La mostra “Patrimonio Mondiale: la Natura e le Impronte Umane”, ospitata al Museo delle Mura dal 29 settembre al 3 dicembre 2023, ne presenta alcune importanti testimonianze attraverso 51 immagini fotografiche di Michele Spadafora, suddivise in 7 aree tematiche: Civiltà scomparse, Natura e paesaggio, Disegno urbano, Architettura difensiva, Luoghi di culto, Tradizione e vita, Eredità del passato.
L’esposizione, ideata da Michele Spadafora, è promossa da Roma Capitale, Assessorato alla Cultura, Sovrintendenza Capitolina ai Beni Culturali.
Tra cittadelle fortificate, architetture urbane, centri storici e giardini, luoghi culturali e spirituali, monasteri, templi e chiese, castelli del deserto e piramidi a terrazze, deserti, savane e foreste, le foto ritraggono 39 siti Patrimonio Mondiale:
Ait-Ben-Haddou, El Jadida, Essaouira, Fez, Marrakesh, Meknes, Rabat e Volubis (Marocco), Alcobaça, Alto Douro, Batalha, Coimbra e Oporto (Portogallo), Amsterdam (Paesi Bassi), Anjar (Libano), Antigua, Quiriguá e Tikal (Guatemala), Baalbek e Ouadi Qadisha (Libano), Brugge (Belgio), Chiloé, Rapa Nui e Valparaíso (Cile), Haghpat, Sanahin Echmiatsin e Zvartnots (Armenia), Altopiani Centrali, Dambulla, Galle, Kandy, Polonnaruwa e Sigiriya (Sri Lanka), Lago Ovest e Suzhou (Cina), Ngorongoro e Serengeti (Tanzania), Quseir Amra , Wadi Rum e Petra (Giordania).
Si aggiungono all’esposizione le immagini relative a 3 elementi compresi nella lista del patrimonio culturale immateriale dell’Unesco, indagati dall’obiettivo di Michele Spadafora.
Tra questi, il Fado portoghese, il canto popolare triste e nostalgico dell’animo portoghese eseguito da una voce che dialoga con una o due chitarre, accompagnate a volte da una o due viole.
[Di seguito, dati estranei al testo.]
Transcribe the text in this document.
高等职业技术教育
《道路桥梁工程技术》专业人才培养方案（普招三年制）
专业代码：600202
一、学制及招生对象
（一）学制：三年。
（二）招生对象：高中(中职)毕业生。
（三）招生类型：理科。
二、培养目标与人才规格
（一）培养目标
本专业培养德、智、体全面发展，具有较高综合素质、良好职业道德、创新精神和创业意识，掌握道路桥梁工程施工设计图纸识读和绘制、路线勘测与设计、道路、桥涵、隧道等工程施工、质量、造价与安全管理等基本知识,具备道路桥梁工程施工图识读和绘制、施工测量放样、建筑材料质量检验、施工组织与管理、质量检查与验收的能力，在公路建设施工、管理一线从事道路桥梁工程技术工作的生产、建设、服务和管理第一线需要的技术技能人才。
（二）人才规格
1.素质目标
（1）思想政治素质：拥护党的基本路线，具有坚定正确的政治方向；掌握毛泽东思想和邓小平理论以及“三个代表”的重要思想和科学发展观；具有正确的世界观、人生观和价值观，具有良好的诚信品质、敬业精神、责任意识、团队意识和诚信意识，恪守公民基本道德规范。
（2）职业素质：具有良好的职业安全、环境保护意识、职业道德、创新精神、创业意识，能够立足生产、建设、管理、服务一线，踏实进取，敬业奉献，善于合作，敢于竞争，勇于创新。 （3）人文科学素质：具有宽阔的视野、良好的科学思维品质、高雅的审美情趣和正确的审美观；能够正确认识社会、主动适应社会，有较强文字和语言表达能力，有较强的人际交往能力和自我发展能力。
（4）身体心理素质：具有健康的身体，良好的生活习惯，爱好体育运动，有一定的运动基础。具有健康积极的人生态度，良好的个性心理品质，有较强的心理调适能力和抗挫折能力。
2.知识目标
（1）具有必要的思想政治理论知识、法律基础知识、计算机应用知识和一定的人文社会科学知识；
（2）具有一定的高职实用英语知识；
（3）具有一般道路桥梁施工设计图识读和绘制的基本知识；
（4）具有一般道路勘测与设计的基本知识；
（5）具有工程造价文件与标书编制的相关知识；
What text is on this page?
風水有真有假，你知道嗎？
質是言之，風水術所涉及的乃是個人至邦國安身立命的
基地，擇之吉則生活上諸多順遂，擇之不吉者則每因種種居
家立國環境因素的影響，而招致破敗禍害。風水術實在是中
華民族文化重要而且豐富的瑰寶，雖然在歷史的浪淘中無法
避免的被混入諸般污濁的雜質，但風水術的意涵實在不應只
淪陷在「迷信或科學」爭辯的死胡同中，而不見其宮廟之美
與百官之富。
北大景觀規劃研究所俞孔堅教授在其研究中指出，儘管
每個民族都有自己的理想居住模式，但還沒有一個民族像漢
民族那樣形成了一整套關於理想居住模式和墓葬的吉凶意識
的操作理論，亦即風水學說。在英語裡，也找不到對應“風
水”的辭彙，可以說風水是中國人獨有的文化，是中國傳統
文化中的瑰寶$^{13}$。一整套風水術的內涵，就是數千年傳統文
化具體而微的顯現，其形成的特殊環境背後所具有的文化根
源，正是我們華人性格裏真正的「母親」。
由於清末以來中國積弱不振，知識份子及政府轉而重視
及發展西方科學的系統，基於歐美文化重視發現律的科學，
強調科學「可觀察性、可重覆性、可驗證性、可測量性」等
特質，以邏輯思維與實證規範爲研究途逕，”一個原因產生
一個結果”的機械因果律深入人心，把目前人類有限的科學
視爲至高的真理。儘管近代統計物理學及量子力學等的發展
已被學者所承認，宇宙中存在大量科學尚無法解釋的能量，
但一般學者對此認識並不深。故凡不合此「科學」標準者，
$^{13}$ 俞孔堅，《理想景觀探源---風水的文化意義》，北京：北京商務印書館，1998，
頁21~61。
Nato nel quartiere di Alfama, a Lisbona, alla fine delle guerre napoleoniche, il Fado (da “fatum”), oggi si canta nelle taverne e case di fado della parte antica della città: un uomo o una donna cantano di amori di miserie e di morti, di dolore e disperazione, di destino cupo e ineluttabile.
E ancora, la piazza Jemaa el-Fna, simbolo di Marrakesh e della tradizione popolare del Marocco, posta all’ingresso della Medina e punto d’incontro di giorno e di notte, gremita di venditori e bancarelle, suonatori e cantastorie, danzatori e guaritori, predicatori ed indovini, portatori d’acqua e incantatori di serpenti.
E infine l’Armenia con la sua “croce di pietra” o Khachkar, una stele commemorativa in pietra che racchiude una croce finemente scolpita poggiata sul simbolo del sole (o della ruota eterna), ornata con rosette, intrecci e motivi vegetali (raramente figure divine o di santi), rappresentazione dell’albero perenne della vita. Una volta eretta viene benedetta ed unta, e diviene segno religioso.